The labor movement should do what Israel does, the way every Jewish teenager gets a chance to go to Israel to see it all first-hand. You should send every teenager to Europe to see how it doesn’t matter what you do…. You can work in a coffee shop and still have access to healthcare… no… more than access… you have healthcare. You can see a dentist if your teeth hurt. You can take paid time off when you have a child. You don’t have to work when you’re sick.

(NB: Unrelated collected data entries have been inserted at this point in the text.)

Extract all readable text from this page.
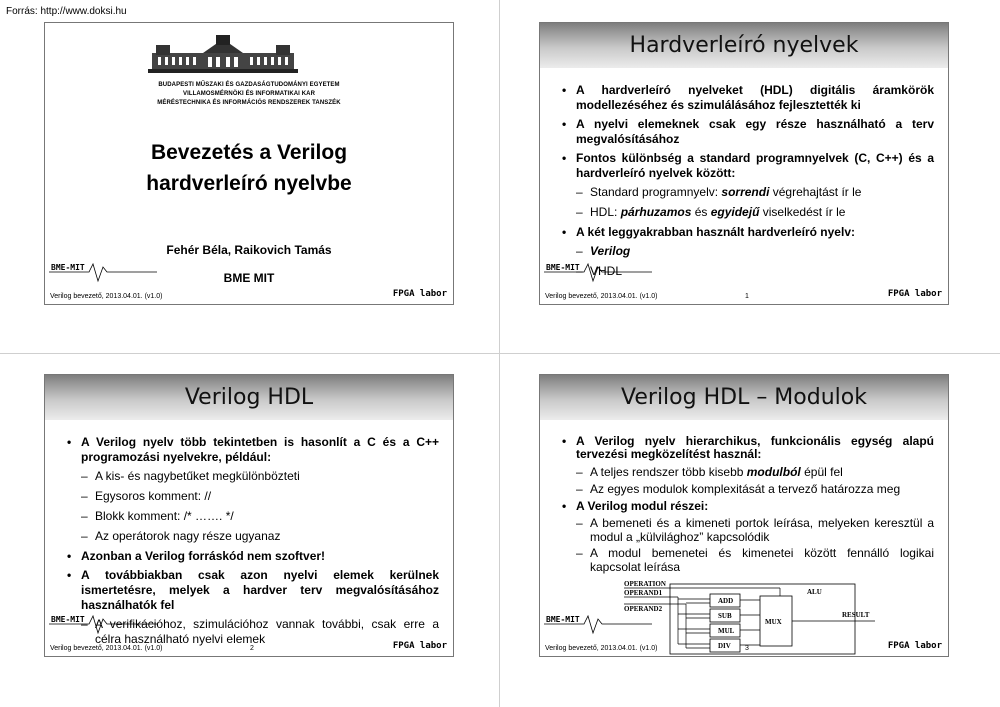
Forrás: http://www.doksi.hu
BUDAPESTI MŰSZAKI ÉS GAZDASÁGTUDOMÁNYI EGYETEM
VILLAMOSMÉRNÖKI ÉS INFORMATIKAI KAR
MÉRÉSTECHNIKA ÉS INFORMÁCIÓS RENDSZEREK TANSZÉK
Bevezetés a Verilog
hardverleíró nyelvbe
Fehér Béla, Raikovich Tamás
BME MIT
BME-MIT
Verilog bevezető, 2013.04.01. (v1.0)	FPGA labor
Hardverleíró nyelvek
• A hardverleíró nyelveket (HDL) digitális áramkörök modellezéséhez és szimulálásához fejlesztették ki
• A nyelvi elemeknek csak egy része használható a terv megvalósításához
• Fontos különbség a standard programnyelvek (C, C++) és a hardverleíró nyelvek között:
– Standard programnyelv: sorrendi végrehajtást ír le
– HDL: párhuzamos és egyidejű viselkedést ír le
• A két leggyakrabban használt hardverleíró nyelv:
– Verilog
– VHDL
BME-MIT
Verilog bevezető, 2013.04.01. (v1.0)	1	FPGA labor
Verilog HDL
• A Verilog nyelv több tekintetben is hasonlít a C és a C++ programozási nyelvekre, például:
– A kis- és nagybetűket megkülönbözteti
– Egysoros komment: //
– Blokk komment: /* ……. */
– Az operátorok nagy része ugyanaz
• Azonban a Verilog forráskód nem szoftver!
• A továbbiakban csak azon nyelvi elemek kerülnek ismertetésre, melyek a hardver terv megvalósításához használhatók fel
– A verifikációhoz, szimulációhoz vannak további, csak erre a célra használható nyelvi elemek
BME-MIT
Verilog bevezető, 2013.04.01. (v1.0)	2	FPGA labor
Verilog HDL – Modulok
• A Verilog nyelv hierarchikus, funkcionális egység alapú tervezési megközelítést használ:
– A teljes rendszer több kisebb modulból épül fel
– Az egyes modulok komplexitását a tervező határozza meg
• A Verilog modul részei:
– A bemeneti és a kimeneti portok leírása, melyeken keresztül a modul a „külvilághoz” kapcsolódik
– A modul bemenetei és kimenetei között fennálló logikai kapcsolat leírása
OPERATION
OPERAND1
OPERAND2
ALU
ADD
SUB
MUL
DIV
MUX
RESULT
BME-MIT
Verilog bevezető, 2013.04.01. (v1.0)	3	FPGA labor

When I saw what they have there, I learned that the difference is unions. Because then you come back here, and you see people suffering needlessly. I used to say this. I should have written about it, because people will say I’m just jumping on the bandwagon, but I used to say, “Why do people who put parts together on a manufacturing assembly line make $30 an hour when somebody working an assembly line in McDonald’s only gets minimum wage? It’s just a different assembly line, a profitable one, too.”
RS: What are insights into workplace organizing that we might draw from the gay rights movement?
DS: I think today’s movement for workers’ rights is built on the success of the gay rights movement, not consciously. We knew we had to take on our fights in a few big cities, where our numbers were large enough for the politicians to need our votes. I call it the Urban Archipelago. We started to win at the local level, and that built momentum. I think you’re already seeing this kind of success with cities passing higher minimum wages like in Los Angeles and San Francisco and Sea-Tac and Seattle. If you’re going to make it so none of us can have unions, we’re going to give everybody higher pay. Keep winning where you can.
RS: Dan, it’s so great talking to you. Thank you for taking the time.
DS: Thanks for reaching out, and please tell President Trumka how much I admire him. He is one of the most important voices in America, because he can talk to people like my father, and they listen to him. Please pass on my regards.